Collectively, these policies will be highly disruptive to semiconductor value chains and downstream technology companies like Apple and NEC, which are dependent on these networks to maintain a cadence of new products every 18-24 months. Japan’s action to place export controls on critical chemical inputs for South Korean semiconductor firms in the summer of 2019 serves as a warning of the supply chain’s vulnerability to miscalculated policy. In short, Washington and Tokyo must tread carefully. Without support from other key actors like South Korea, Taiwan, and the Netherlands, and by failing to incorporate industry input, poorly calibrated export controls on semiconductors could severely damage U.S. and Japanese companies’ competitiveness.     

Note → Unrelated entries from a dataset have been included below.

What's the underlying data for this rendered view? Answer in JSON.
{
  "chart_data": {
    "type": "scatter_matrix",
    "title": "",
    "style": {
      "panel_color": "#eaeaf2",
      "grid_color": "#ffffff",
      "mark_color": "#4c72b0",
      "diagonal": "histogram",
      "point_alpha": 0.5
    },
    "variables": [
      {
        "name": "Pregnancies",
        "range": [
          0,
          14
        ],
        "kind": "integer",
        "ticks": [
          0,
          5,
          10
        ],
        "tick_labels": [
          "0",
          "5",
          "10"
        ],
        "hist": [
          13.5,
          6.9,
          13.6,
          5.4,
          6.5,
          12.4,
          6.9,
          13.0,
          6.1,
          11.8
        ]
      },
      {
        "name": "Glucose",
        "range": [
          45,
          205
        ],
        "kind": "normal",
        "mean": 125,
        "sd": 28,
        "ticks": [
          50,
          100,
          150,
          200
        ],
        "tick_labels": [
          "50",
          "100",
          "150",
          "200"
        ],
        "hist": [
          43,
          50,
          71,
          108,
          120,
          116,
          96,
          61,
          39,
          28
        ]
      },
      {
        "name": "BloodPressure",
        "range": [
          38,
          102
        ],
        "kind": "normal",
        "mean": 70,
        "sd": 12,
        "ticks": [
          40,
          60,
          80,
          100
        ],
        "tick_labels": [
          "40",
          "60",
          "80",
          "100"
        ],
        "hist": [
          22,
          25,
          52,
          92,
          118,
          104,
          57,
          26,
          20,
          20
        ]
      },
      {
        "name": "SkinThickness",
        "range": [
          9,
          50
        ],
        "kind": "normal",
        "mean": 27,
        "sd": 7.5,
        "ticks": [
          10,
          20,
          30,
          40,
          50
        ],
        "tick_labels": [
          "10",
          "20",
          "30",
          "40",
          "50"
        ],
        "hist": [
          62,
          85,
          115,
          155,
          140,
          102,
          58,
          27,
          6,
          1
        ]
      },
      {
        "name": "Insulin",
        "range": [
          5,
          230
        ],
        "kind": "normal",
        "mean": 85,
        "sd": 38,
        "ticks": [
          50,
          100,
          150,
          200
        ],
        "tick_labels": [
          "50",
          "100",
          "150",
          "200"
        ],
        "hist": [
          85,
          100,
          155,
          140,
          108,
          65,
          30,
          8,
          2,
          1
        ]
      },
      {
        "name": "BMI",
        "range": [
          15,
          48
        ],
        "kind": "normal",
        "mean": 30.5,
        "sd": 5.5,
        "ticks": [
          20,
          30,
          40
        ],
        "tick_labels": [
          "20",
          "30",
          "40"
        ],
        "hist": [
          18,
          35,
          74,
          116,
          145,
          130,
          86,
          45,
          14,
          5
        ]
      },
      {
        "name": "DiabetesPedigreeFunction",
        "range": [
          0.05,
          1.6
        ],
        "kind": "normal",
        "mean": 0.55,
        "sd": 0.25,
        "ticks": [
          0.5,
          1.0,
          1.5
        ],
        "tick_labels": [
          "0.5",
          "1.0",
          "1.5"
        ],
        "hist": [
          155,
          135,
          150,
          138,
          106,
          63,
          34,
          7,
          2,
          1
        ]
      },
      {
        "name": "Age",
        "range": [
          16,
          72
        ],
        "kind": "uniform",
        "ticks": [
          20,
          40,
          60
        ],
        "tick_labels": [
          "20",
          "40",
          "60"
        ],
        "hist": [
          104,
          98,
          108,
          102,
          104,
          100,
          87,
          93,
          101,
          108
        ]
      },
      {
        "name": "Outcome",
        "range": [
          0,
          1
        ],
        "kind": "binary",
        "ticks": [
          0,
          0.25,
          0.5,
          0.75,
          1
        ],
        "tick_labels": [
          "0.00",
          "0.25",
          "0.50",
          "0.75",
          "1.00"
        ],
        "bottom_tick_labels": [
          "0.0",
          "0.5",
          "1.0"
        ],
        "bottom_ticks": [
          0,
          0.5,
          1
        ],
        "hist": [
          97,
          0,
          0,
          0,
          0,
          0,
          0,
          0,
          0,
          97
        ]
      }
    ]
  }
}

A third course out of the bind for semiconductor firms may be available: a combination of on-shoring, staying in China, and relocation. For semiconductor companies, the relocation portion will not happen overnight. Shifting supply chains takes time for a capital-intensive industry driven by know-how that has limited redundancy. Destinations worth exploring from both cost and security perspectives as alternatives to China include South and Southeast Asia. Specific ASEAN countries, namely Vietnam, Malaysia, Thailand, and Singapore, offer good prospects for investment. There is an existing industry presence in several locations in the region. Multinational firms already operating in Malaysia, Thailand, and Vietnam have benefited from diversification during the ongoing U.S.-China trade war, but are still dependent on Chinese inputs. Shifting low-value operations to Southeast Asia, such as systems integration, could likely be done relatively quickly – and some firms have – but shifting or adding additional high-value nodes such as back-end (assembly, packaging, and testing) facilities to the region will require incentives and support. At a minimum, a dedicated, coordinated effort on the part of the United States and Japan is essential to improve the investment environment.   

How can the United States and Japan help? Programs and initiatives are needed to address myriad weaknesses in Southeast Asia. Semiconductor manufacturing requires robust infrastructure, for example stable electricity supply, deep logistical networks, a large talent pool of engineers and STEM workers, and a technology ecosystem that includes startups and small or medium enterprises to fill gaps and provide innovations. The United States and Japan can fund high quality infrastructure, frame curriculum for semiconductor industry training through public-private partnerships, and help build capacity in logistical, regulatory, and judiciary systems.   

The burden in many of these areas will fall on specific Southeast Asian governments themselves, but the United States and Japan should assist. Effectively diversifying the regional technology supply chain to mitigate the impact of pending and future shocks may depend on it.